In junior high/high school, my French teachers were Mme. Barnes, Mme. Harper, Mme. Dunfield, and M. Hagberg. M. Hagberg at least had the decency to have ‘Pierre’ for a first name…
I’m amazed that you remember your teacher’s names. If pressed I might be able to list 6 teachers for my entire educational history including university. The rest mirrored teachers in Peanuts, “wah, wha,…wha,wha, wha”.
Which is probably why I failed French in High School. One ‘wah, wah’ was pretty much like another and reading a book wasn’t enough to pass. That and having a contrarian nature where having to learn French in BC when it was probably the 5th most spoken language in the province at the time (7th mother tongue currently) didn’t win me a friend with the teacher when I objected to having my time wasted.

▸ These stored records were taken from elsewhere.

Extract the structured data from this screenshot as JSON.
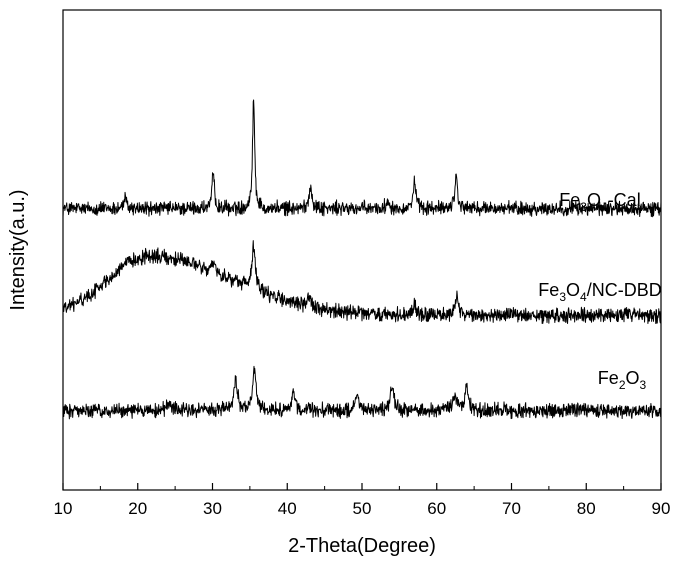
{
  "chart_data": {
    "type": "line",
    "title": "",
    "xlabel": "2-Theta(Degree)",
    "ylabel": "Intensity(a.u.)",
    "xlim": [
      10,
      90
    ],
    "xticks": [
      10,
      20,
      30,
      40,
      50,
      60,
      70,
      80,
      90
    ],
    "xtick_labels": [
      "10",
      "20",
      "30",
      "40",
      "50",
      "60",
      "70",
      "80",
      "90"
    ],
    "yticks_labeled": false,
    "grid": false,
    "line_color": "#000000",
    "series": [
      {
        "name": "Fe3O4-Cal",
        "label_parts": [
          {
            "t": "Fe"
          },
          {
            "t": "3",
            "sub": true
          },
          {
            "t": "O"
          },
          {
            "t": "4",
            "sub": true
          },
          {
            "t": "-Cal"
          }
        ],
        "baseline": 0.0,
        "noise": 0.11,
        "peaks": [
          {
            "x": 18.3,
            "h": 0.12,
            "w": 0.25
          },
          {
            "x": 30.1,
            "h": 0.45,
            "w": 0.18
          },
          {
            "x": 35.5,
            "h": 1.4,
            "w": 0.17
          },
          {
            "x": 43.1,
            "h": 0.3,
            "w": 0.22
          },
          {
            "x": 53.5,
            "h": 0.1,
            "w": 0.25
          },
          {
            "x": 57.0,
            "h": 0.33,
            "w": 0.22
          },
          {
            "x": 62.6,
            "h": 0.42,
            "w": 0.22
          }
        ]
      },
      {
        "name": "Fe3O4/NC-DBD",
        "label_parts": [
          {
            "t": "Fe"
          },
          {
            "t": "3",
            "sub": true
          },
          {
            "t": "O"
          },
          {
            "t": "4",
            "sub": true
          },
          {
            "t": "/NC-DBD"
          }
        ],
        "baseline": -1.35,
        "noise": 0.11,
        "hump": {
          "center": 21.5,
          "amplitude": 0.75,
          "left_width": 5.5,
          "right_width": 11.0
        },
        "peaks": [
          {
            "x": 30.2,
            "h": 0.12,
            "w": 0.25
          },
          {
            "x": 35.5,
            "h": 0.55,
            "w": 0.25
          },
          {
            "x": 43.0,
            "h": 0.1,
            "w": 0.3
          },
          {
            "x": 57.0,
            "h": 0.12,
            "w": 0.3
          },
          {
            "x": 62.7,
            "h": 0.22,
            "w": 0.3
          }
        ]
      },
      {
        "name": "Fe2O3",
        "label_parts": [
          {
            "t": "Fe"
          },
          {
            "t": "2",
            "sub": true
          },
          {
            "t": "O"
          },
          {
            "t": "3",
            "sub": true
          }
        ],
        "baseline": -2.55,
        "noise": 0.11,
        "peaks": [
          {
            "x": 24.1,
            "h": 0.1,
            "w": 0.35
          },
          {
            "x": 33.1,
            "h": 0.4,
            "w": 0.3
          },
          {
            "x": 35.6,
            "h": 0.55,
            "w": 0.25
          },
          {
            "x": 40.8,
            "h": 0.22,
            "w": 0.25
          },
          {
            "x": 49.4,
            "h": 0.2,
            "w": 0.3
          },
          {
            "x": 54.0,
            "h": 0.28,
            "w": 0.28
          },
          {
            "x": 62.4,
            "h": 0.18,
            "w": 0.3
          },
          {
            "x": 64.0,
            "h": 0.3,
            "w": 0.28
          }
        ]
      }
    ]
  }
}
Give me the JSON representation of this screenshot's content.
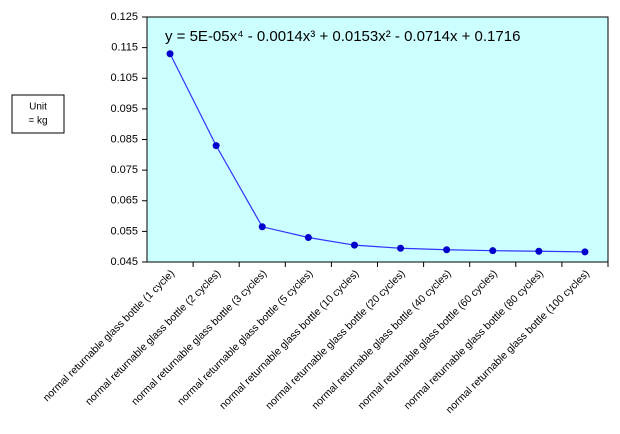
{
  "chart_data": {
    "type": "line",
    "unit_note": [
      "Unit",
      "= kg"
    ],
    "trendline_equation": "y = 5E-05x⁴ - 0.0014x³ + 0.0153x² - 0.0714x + 0.1716",
    "categories": [
      "normal returnable glass bottle (1 cycle)",
      "normal returnable glass bottle (2 cycles)",
      "normal returnable glass bottle (3 cycles)",
      "normal returnable glass bottle (5 cycles)",
      "normal returnable glass bottle (10 cycles)",
      "normal returnable glass bottle (20 cycles)",
      "normal returnable glass bottle (40 cycles)",
      "normal returnable glass bottle (60 cycles)",
      "normal returnable glass bottle (80 cycles)",
      "normal returnable glass bottle (100 cycles)"
    ],
    "values": [
      0.113,
      0.083,
      0.0565,
      0.053,
      0.0505,
      0.0495,
      0.049,
      0.0487,
      0.0485,
      0.0483
    ],
    "color": "#3333ff",
    "marker_color": "#0000cc",
    "plot_background": "#ccffff",
    "ylim": [
      0.045,
      0.125
    ],
    "yticks": [
      0.045,
      0.055,
      0.065,
      0.075,
      0.085,
      0.095,
      0.105,
      0.115,
      0.125
    ]
  }
}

I’m fine in French, although I prefer a legal, financial, or medical report/discussion to be in English so that I lose absolutely nothing in the translation.
High school French classes in “English” schools in Montreal in the 60s were pathetic. You had to learn it in the streets, cafes, or even on French TV. How else would you find out what a “trente sous” was? The long story…
fredak.com : le dico
There’s a reporter for Global News that looks exactly like a Ferengi.

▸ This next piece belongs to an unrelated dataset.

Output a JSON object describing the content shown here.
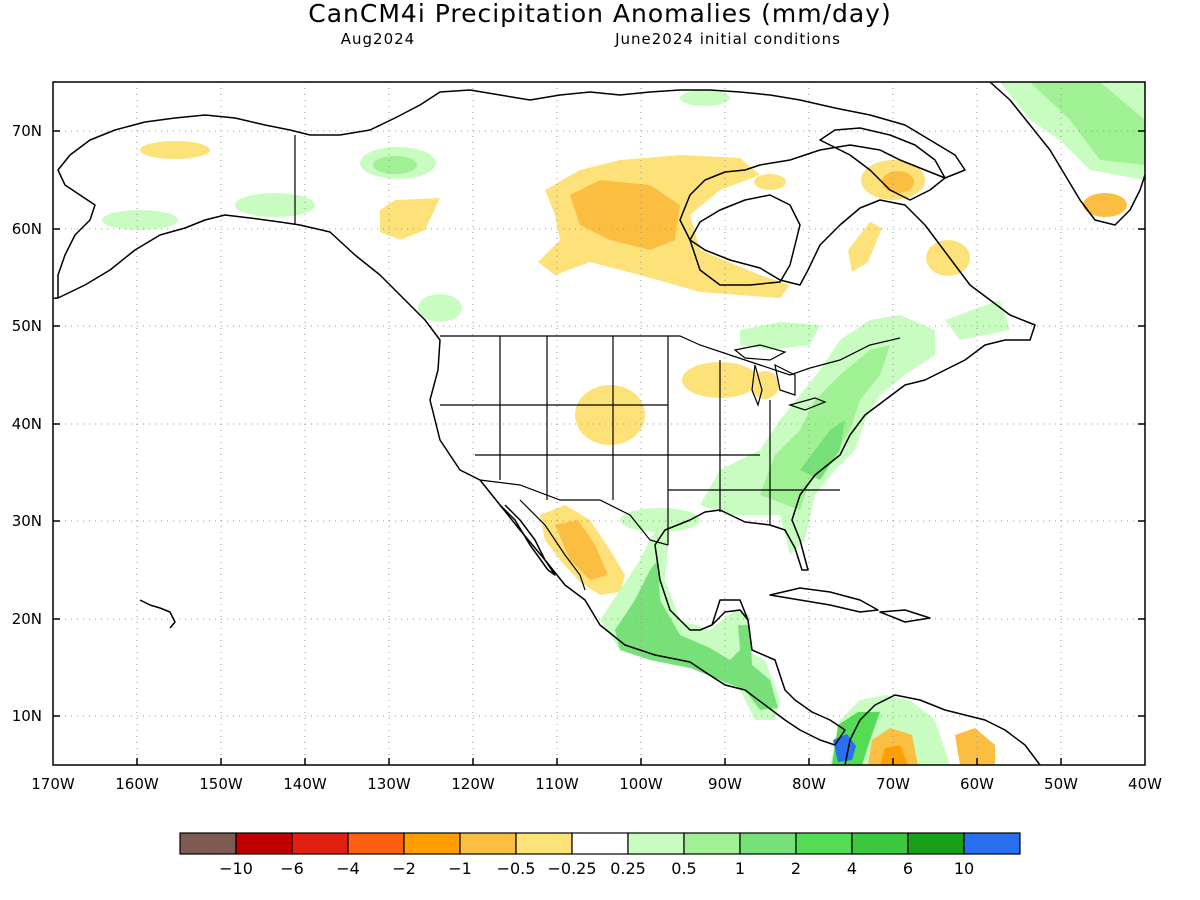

This was just a little alarming to read today - B.C. lawyer reprimanded for citing fake cases invented by ChatGPT | CBC News .
The lawyer in question is being reprimanded, but the judge accepts that it was not her intention to use fictitious cases in her presentation. The cases were discovered to be false when opposing counsel couldn’t find them, and asked for copies.
I’m terrified of what AI can do in the wrong hands!!
I had limited French in school, but worked in a Federal government office that was largely Francophone. My ability in financial French used to be quite good (not so much since retirement), and I could often correct the French versions of documents we were putting out, but my ability to speak or understand joual was seriously lacking. I was OK in meetings talking about rollout of a new accounting policy, but when the topic switched to what they did last weekend I was lost.